There are parts of our lives that are not right and may never be and there may be nothing we can do about it. Will you live your life is despair or joy? The choice has to be made outside of circumstances. These girls missed out on their sisterhood (they were contentious (Gen. 30:15)) and the good things they did have because all they could see was what they did not have. You have God’s goodness toward you right now in different ways, and in different expressions, so we need to live with gratitude in today’s status. No matter what box you check, however many children you have, or whether you have clean bill of health, God has blessed you. If you live any number of years, you know life will always have the parts that flow easily and others that struggle, so we need to practice gratitude right now, in our imperfect worlds. Not when it is better, but exactly how it is. For the rest of our lives, we have to ask, “What will I dwell on? Will the blessings take over my thoughts and character or will the brokenness?” The choice is ours.

5 Comments

  1. Beautifully said and wonderful perspective. Thank you for sharing your heart and being so open about your own life.
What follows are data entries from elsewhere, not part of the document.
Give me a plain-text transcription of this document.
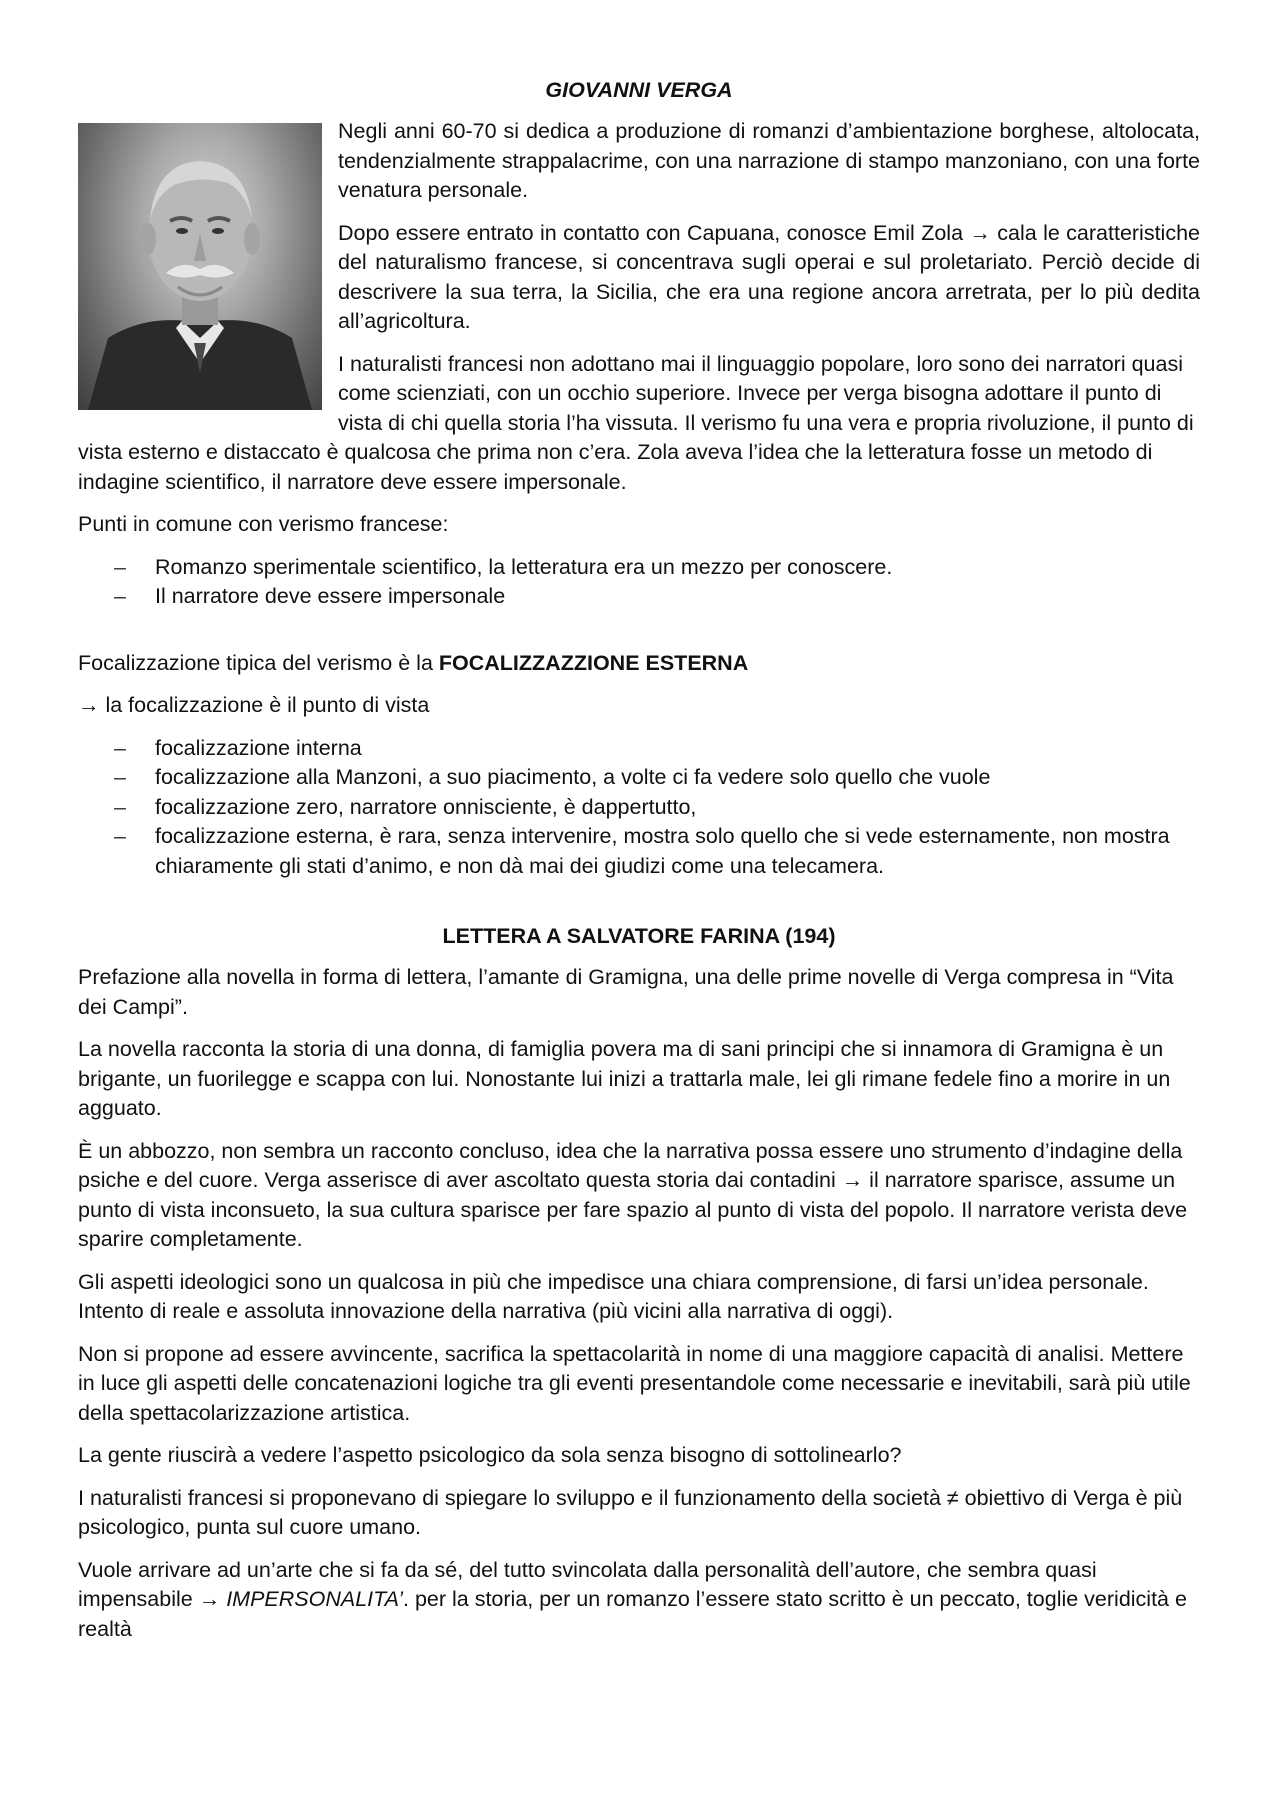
GIOVANNI VERGA

Negli anni 60-70 si dedica a produzione di romanzi d’ambientazione borghese, altolocata, tendenzialmente strappalacrime, con una narrazione di stampo manzoniano, con una forte venatura personale.

Dopo essere entrato in contatto con Capuana, conosce Emil Zola → cala le caratteristiche del naturalismo francese, si concentrava sugli operai e sul proletariato. Perciò decide di descrivere la sua terra, la Sicilia, che era una regione ancora arretrata, per lo più dedita all’agricoltura.

I naturalisti francesi non adottano mai il linguaggio popolare, loro sono dei narratori quasi come scienziati, con un occhio superiore. Invece per verga bisogna adottare il punto di vista di chi quella storia l’ha vissuta. Il verismo fu una vera e propria rivoluzione, il punto di vista esterno e distaccato è qualcosa che prima non c’era. Zola aveva l’idea che la letteratura fosse un metodo di indagine scientifico, il narratore deve essere impersonale.

Punti in comune con verismo francese:

– Romanzo sperimentale scientifico, la letteratura era un mezzo per conoscere.
– Il narratore deve essere impersonale

Focalizzazione tipica del verismo è la FOCALIZZAZZIONE ESTERNA

→ la focalizzazione è il punto di vista

– focalizzazione interna
– focalizzazione alla Manzoni, a suo piacimento, a volte ci fa vedere solo quello che vuole
– focalizzazione zero, narratore onnisciente, è dappertutto,
– focalizzazione esterna, è rara, senza intervenire, mostra solo quello che si vede esternamente, non mostra chiaramente gli stati d’animo, e non dà mai dei giudizi come una telecamera.
LETTERA A SALVATORE FARINA (194)

Prefazione alla novella in forma di lettera, l’amante di Gramigna, una delle prime novelle di Verga compresa in “Vita dei Campi”.

La novella racconta la storia di una donna, di famiglia povera ma di sani principi che si innamora di Gramigna è un brigante, un fuorilegge e scappa con lui. Nonostante lui inizi a trattarla male, lei gli rimane fedele fino a morire in un agguato.

È un abbozzo, non sembra un racconto concluso, idea che la narrativa possa essere uno strumento d’indagine della psiche e del cuore. Verga asserisce di aver ascoltato questa storia dai contadini → il narratore sparisce, assume un punto di vista inconsueto, la sua cultura sparisce per fare spazio al punto di vista del popolo. Il narratore verista deve sparire completamente.

Gli aspetti ideologici sono un qualcosa in più che impedisce una chiara comprensione, di farsi un’idea personale. Intento di reale e assoluta innovazione della narrativa (più vicini alla narrativa di oggi).

Non si propone ad essere avvincente, sacrifica la spettacolarità in nome di una maggiore capacità di analisi. Mettere in luce gli aspetti delle concatenazioni logiche tra gli eventi presentandole come necessarie e inevitabili, sarà più utile della spettacolarizzazione artistica.

La gente riuscirà a vedere l’aspetto psicologico da sola senza bisogno di sottolinearlo?

I naturalisti francesi si proponevano di spiegare lo sviluppo e il funzionamento della società ≠ obiettivo di Verga è più psicologico, punta sul cuore umano.

Vuole arrivare ad un’arte che si fa da sé, del tutto svincolata dalla personalità dell’autore, che sembra quasi impensabile → IMPERSONALITA’. per la storia, per un romanzo l’essere stato scritto è un peccato, toglie veridicità e realtà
  2. Loved the message. So True in how we tend to perceive and live life.
    Thanks for sharing.

  3. Powerful message. Thanksgiving is a mighty weapon. I have only recently discovered its power. From this perspective you have written a beautiful view of our destitute hearts without thanksgiving. How often do I Iive like this, and say these very things?! Thank you Jena, for this reminder.

    • I’m so glad to hear you are discovering its power. Gratitude really is beautiful. Thank you for the comment.